Wow!! Those sound like legitimate complaints! :eek:

I dont mind having to bust my butt to study and having challenging courses, what i do mind is having to take worthless courses like leadership and community at the end of the program, when there are no HESI or NCLEX questions from those courses. If we must take these courses, at least give them to us at the beginning of the program.

Ceiling Cat, where do you live and/or where do you go to school? Yikes!

Im in mobile, and i go to the University of South Alabama

"Well they never showed us how to work the kind of problems that were on today's test."

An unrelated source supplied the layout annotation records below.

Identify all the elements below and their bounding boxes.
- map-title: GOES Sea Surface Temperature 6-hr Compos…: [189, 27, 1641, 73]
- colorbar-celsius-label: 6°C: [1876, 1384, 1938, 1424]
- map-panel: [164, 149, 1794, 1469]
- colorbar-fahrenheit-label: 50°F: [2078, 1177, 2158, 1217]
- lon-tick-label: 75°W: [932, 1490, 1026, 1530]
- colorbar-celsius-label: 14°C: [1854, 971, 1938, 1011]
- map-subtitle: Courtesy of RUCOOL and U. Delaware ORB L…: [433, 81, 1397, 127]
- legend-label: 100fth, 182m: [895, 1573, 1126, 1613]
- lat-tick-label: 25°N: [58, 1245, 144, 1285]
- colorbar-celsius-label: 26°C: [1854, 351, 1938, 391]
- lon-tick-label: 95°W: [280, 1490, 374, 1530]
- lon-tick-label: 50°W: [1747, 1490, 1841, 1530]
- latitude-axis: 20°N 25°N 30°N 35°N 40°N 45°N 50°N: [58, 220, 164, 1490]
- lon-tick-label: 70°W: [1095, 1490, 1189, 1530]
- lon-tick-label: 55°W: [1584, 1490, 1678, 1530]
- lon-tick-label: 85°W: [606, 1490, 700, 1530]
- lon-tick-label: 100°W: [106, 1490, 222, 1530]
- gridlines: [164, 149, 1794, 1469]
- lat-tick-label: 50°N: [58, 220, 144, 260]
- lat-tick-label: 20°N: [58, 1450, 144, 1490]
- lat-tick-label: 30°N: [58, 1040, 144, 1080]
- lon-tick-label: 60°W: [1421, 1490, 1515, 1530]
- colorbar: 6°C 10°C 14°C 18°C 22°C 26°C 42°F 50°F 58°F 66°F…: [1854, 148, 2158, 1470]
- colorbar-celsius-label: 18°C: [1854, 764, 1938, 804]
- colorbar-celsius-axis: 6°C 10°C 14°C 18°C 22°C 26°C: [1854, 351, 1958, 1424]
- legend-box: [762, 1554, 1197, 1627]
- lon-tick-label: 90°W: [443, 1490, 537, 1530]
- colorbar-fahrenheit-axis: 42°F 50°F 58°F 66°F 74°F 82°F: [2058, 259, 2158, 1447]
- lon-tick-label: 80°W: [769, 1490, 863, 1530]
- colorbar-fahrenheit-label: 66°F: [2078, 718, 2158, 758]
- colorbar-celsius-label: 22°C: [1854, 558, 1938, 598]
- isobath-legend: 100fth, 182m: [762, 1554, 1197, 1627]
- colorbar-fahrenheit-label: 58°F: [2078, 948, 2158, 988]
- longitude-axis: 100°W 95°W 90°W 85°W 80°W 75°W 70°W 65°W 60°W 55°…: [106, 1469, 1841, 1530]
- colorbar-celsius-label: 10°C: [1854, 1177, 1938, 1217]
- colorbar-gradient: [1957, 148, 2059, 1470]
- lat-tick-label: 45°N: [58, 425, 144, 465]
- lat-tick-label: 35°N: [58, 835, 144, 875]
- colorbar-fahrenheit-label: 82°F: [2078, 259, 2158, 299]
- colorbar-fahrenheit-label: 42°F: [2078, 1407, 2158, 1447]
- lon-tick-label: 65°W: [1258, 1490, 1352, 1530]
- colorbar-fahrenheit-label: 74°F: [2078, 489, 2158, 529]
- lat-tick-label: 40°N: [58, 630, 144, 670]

I say BS. The teachers spent plenty of time on exactly that type of problem two days ago. They asked if anyone had any questions. They went over the same type of problem last semester and tested on it then as well. I know because I was there. If you were not in class two days ago then it is your own fault that you failed the test. Stop whining.

"I failed the math test and now have to meet with an instructor to go over the test."

Good, because you need help. You need help with math and more so with your attitude. The teachers are trying to help you. If you seeked help before the test then perhaps you would not be in this fix now. Do we see a trend here? This is a long road, the teachers are there to guide you and help you, use them.